Part of the Malay Peninsula where Aslian languages are spoken. Niclas Burenhult

An exclusive club—the estimated 6,000 different languages still spoken Earth—has a new member. Researchers from Lund University in Sweden have discovered a previously unknown language spoken by a hunter-gatherer community in northern Malaysia.

A team led by Joanne Yager, a doctoral student in linguistics at Lund University, was documenting Aslian idioms, a group of languages spoken by the indigenous Semang people of the Malay Peninsula. As the researchers were gathering data on Jahai, one of the Aslian languages, they found that they were hearing something different and distinct. “We realized that a large part of the village spoke a different language,” Yager said in a press release. “They used words, phonemes, and grammatical structures that are not used in Jahai.
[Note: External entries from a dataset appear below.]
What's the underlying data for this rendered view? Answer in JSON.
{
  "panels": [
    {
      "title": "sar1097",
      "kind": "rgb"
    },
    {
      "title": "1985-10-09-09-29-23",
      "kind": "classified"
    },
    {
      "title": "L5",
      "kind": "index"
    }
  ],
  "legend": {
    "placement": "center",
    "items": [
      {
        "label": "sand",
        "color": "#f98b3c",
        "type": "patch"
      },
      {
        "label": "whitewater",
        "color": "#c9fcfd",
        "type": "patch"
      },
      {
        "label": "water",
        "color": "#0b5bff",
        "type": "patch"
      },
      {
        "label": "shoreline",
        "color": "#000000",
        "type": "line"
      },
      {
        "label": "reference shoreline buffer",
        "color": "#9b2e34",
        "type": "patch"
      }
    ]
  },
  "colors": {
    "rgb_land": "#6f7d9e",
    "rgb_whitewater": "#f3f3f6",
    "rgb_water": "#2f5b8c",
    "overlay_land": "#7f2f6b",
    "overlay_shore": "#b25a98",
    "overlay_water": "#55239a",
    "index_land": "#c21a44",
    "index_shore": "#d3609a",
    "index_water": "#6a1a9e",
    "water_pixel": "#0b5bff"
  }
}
Some of these words suggested a link with other Aslian languages spoken far away, in other parts of the Malay Peninsula.”

The new language has been dubbed Jedek, and it is spoken by just 280 people in a single village. It is particularly interesting that the language was not discovered among an isolated tribe, but rather in a village that had been studied before by anthropologists, according to Niclas Burenhult, a linguist at Lund University. “As linguists,” he said, “we had a different set of questions and found something that the anthropologists missed.”

The complex ways that society and language shape each other has long been debated among scholars. In this case, Yager and her colleagues believe that Jedek reflects the way of life of its speakers. For example, they live in a communal society, and they lack words for ownership or professional occupations. By contrast, they draw from a “rich vocabulary” to express concepts such as exchanging and sharing. The society is more gender-equal than Western cultures, and children are actively taught to avoid competition.

“There are so many ways to be human, but all too often our own modern and mainly urban societies are used as the yardstick for what is universally human,” Burenhult added. “We have so much to learn, not least about ourselves, from the largely undocumented and endangered linguistic and cultural riches that are out there.”